Nous attribuons trop souvent à la joie des causes circonstancielles éphémères.  Tant que l’être humain aura une vision de lui-même individuelle détachée de l’univers, il lui sera impossible d’acquérir l’idéal d une joie et d’une paix statique qu’il souhaite trouver dans le bonheur illusoire d’une maison, de la retraite, d’un idéologie, du mariage etc… car tout est impermanent et changement seulement.

Complètement conditionné par les sens, l’esprit vagabonde d’un objet à un autre et s’y attache comme vampirisé par les formes extérieures de l’existence, un trésors découvert qui n’est en fait qu’un mirage. L’esprit, ainsi séparé du reste de l’univers n’est qu’une machine à produire de la souffrance, du questionnement, de la colère, du doute, de l’aversion, de la jalousie et tant d’autres afflictions mentales.
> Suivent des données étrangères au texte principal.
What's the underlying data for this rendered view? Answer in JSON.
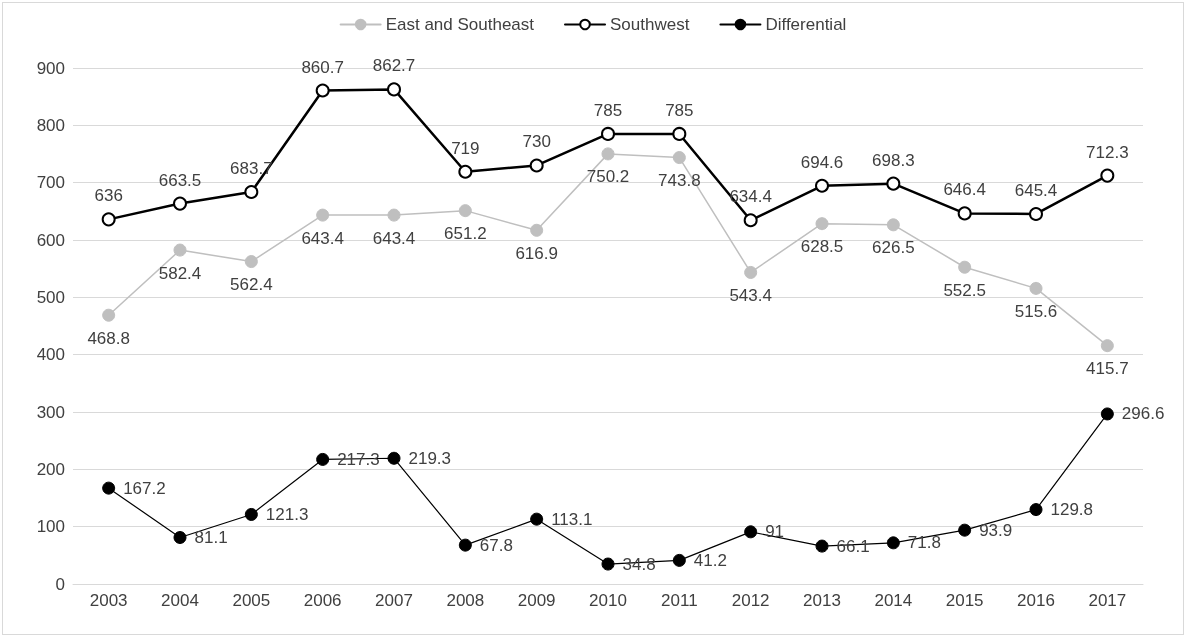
{
  "chart_data": {
    "type": "line",
    "categories": [
      "2003",
      "2004",
      "2005",
      "2006",
      "2007",
      "2008",
      "2009",
      "2010",
      "2011",
      "2012",
      "2013",
      "2014",
      "2015",
      "2016",
      "2017"
    ],
    "series": [
      {
        "name": "East and Southeast",
        "color": "#bfbfbf",
        "values": [
          468.8,
          582.4,
          562.4,
          643.4,
          643.4,
          651.2,
          616.9,
          750.2,
          743.8,
          543.4,
          628.5,
          626.5,
          552.5,
          515.6,
          415.7
        ]
      },
      {
        "name": "Southwest",
        "color": "#000000",
        "values": [
          636,
          663.5,
          683.7,
          860.7,
          862.7,
          719,
          730,
          785,
          785,
          634.4,
          694.6,
          698.3,
          646.4,
          645.4,
          712.3
        ]
      },
      {
        "name": "Differential",
        "color": "#000000",
        "values": [
          167.2,
          81.1,
          121.3,
          217.3,
          219.3,
          67.8,
          113.1,
          34.8,
          41.2,
          91,
          66.1,
          71.8,
          93.9,
          129.8,
          296.6
        ]
      }
    ],
    "ylim": [
      0,
      900
    ],
    "yticks": [
      0,
      100,
      200,
      300,
      400,
      500,
      600,
      700,
      800,
      900
    ],
    "grid": "y",
    "legend": "top",
    "marker": "circle",
    "line_style": "solid",
    "data_labels": true
  }
}
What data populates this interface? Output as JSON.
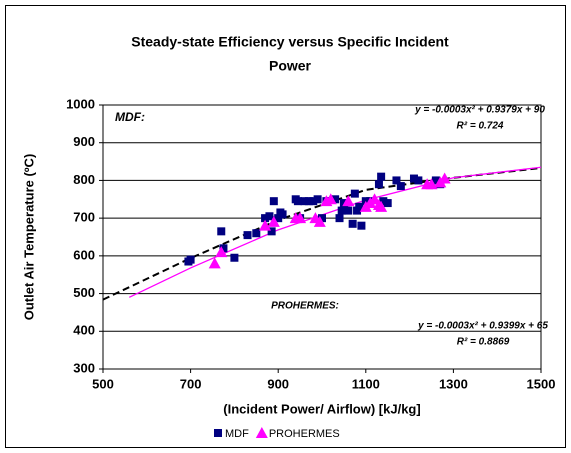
{
  "chart_data": {
    "type": "scatter",
    "title": "Steady-state Efficiency versus Specific Incident Power",
    "x_label": "(Incident Power/ Airflow) [kJ/kg]",
    "y_label": "Outlet Air Temperature (ºC)",
    "xlim": [
      500,
      1500
    ],
    "xticks": [
      500,
      700,
      900,
      1100,
      1300,
      1500
    ],
    "ylim": [
      300,
      1000
    ],
    "yticks": [
      300,
      400,
      500,
      600,
      700,
      800,
      900,
      1000
    ],
    "grid": true,
    "legend": "bottom",
    "annotations": [
      "MDF:",
      "y = -0.0003x² + 0.9379x + 90",
      "R² = 0.724",
      "PROHERMES:",
      "y = -0.0003x² + 0.9399x + 65",
      "R² = 0.8869"
    ],
    "series": [
      {
        "name": "MDF",
        "color": "#000080",
        "marker": "square",
        "x": [
          695,
          700,
          770,
          775,
          800,
          830,
          850,
          870,
          880,
          885,
          890,
          900,
          905,
          910,
          940,
          945,
          950,
          960,
          970,
          980,
          990,
          1000,
          1010,
          1030,
          1040,
          1045,
          1050,
          1060,
          1070,
          1075,
          1080,
          1085,
          1090,
          1100,
          1110,
          1130,
          1135,
          1140,
          1150,
          1170,
          1180,
          1210,
          1220,
          1260,
          1270
        ],
        "values": [
          585,
          590,
          665,
          620,
          595,
          655,
          660,
          700,
          705,
          665,
          745,
          700,
          715,
          710,
          750,
          745,
          700,
          745,
          745,
          745,
          750,
          700,
          745,
          750,
          700,
          720,
          740,
          720,
          685,
          765,
          720,
          730,
          680,
          745,
          745,
          790,
          810,
          745,
          740,
          800,
          785,
          805,
          800,
          800,
          790
        ]
      },
      {
        "name": "PROHERMES",
        "color": "#ff00ff",
        "marker": "triangle",
        "x": [
          755,
          770,
          870,
          890,
          940,
          950,
          985,
          995,
          1010,
          1020,
          1060,
          1100,
          1110,
          1120,
          1130,
          1135,
          1240,
          1250,
          1270,
          1280
        ],
        "values": [
          580,
          610,
          680,
          690,
          700,
          700,
          700,
          690,
          745,
          750,
          745,
          730,
          740,
          750,
          735,
          730,
          790,
          790,
          795,
          805
        ]
      }
    ],
    "trendlines": [
      {
        "color": "#000000",
        "dash": true,
        "x": [
          500,
          700,
          900,
          1100,
          1300,
          1500
        ],
        "values": [
          484,
          594,
          695,
          775,
          807,
          833
        ]
      },
      {
        "color": "#ff00ff",
        "dash": false,
        "x": [
          560,
          700,
          900,
          1100,
          1300,
          1500
        ],
        "values": [
          490,
          568,
          669,
          748,
          807,
          835
        ]
      }
    ]
  }
}
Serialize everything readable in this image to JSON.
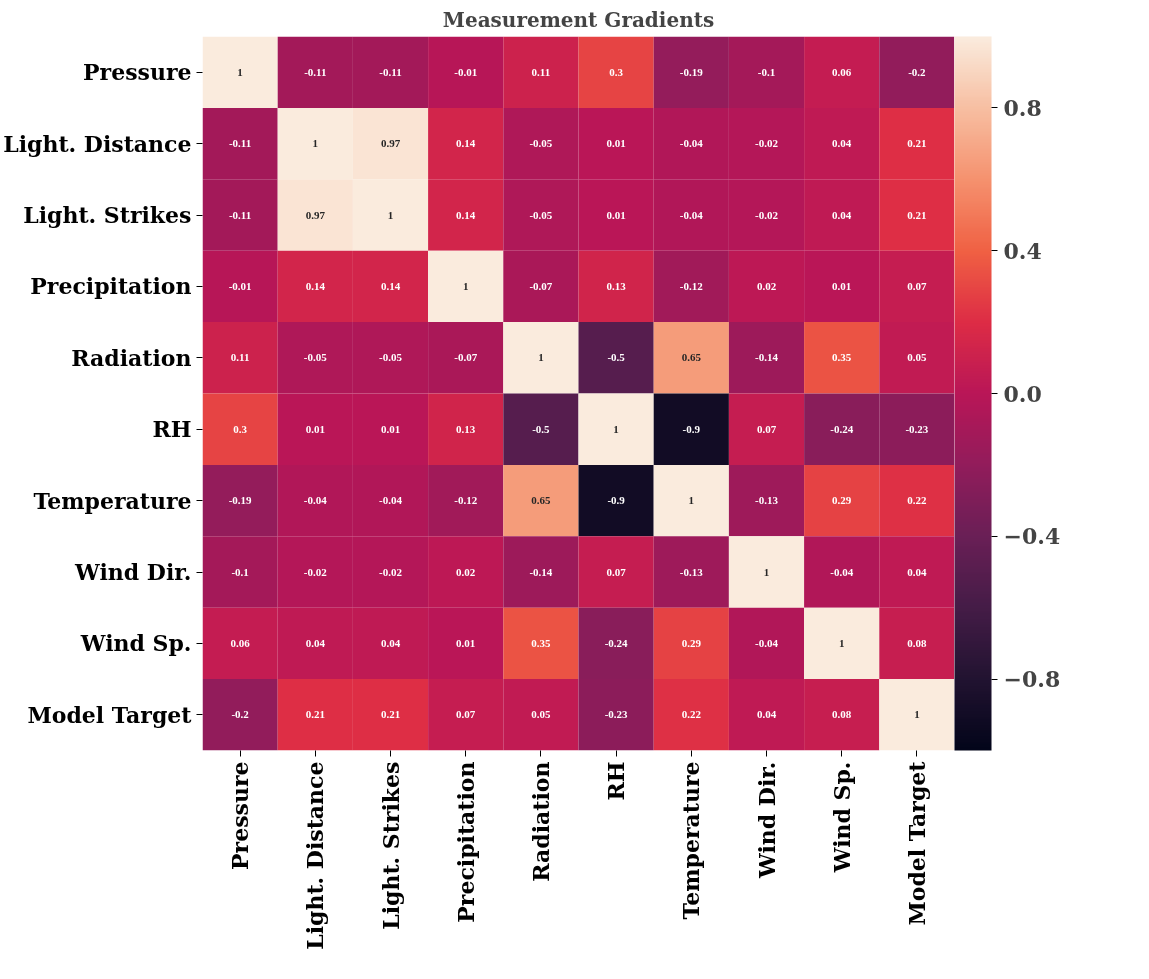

Il existe autant de remèdes qui offriront l’illusion d’aller vers le bonheur. Le mieux dormir, le mieux manger, le mieux prier, la médecine etc..

Toutes ces actions n’éviteront pas ces cycles de souffrance sans la compréhension du pur élan de l’énergie, de la lumière consciente. La joie essentielle n’arrive pas : ELLE EST !

Ainsi, tout est conscience pure.

L’égo empêche l’être humain de s’établir dans cette joie inhérente à la conscience.  L’égo n’est pas une entité extérieure à l’esprit, il en fait pleinement parti, tout comme le sel et la mer ne font qu’un. Seulement, il est bon d’apprendre à dissoudre l’égo comme le sel se dissout dans la mer.

L’égo est utile pour la survie de l’espèce mais pas dans le discernement qui faussera le résultat.

Ainsi, l’attachement nait de l’égo et n’évite pas la dualité entre l’être et le reste de l’univers.

Seule la volonté, en tant que pure élan de l’énergie peut sauver l’Homme de ses souffrances afin de trouver, en lui, la joie essentielle qui brille de mille feux.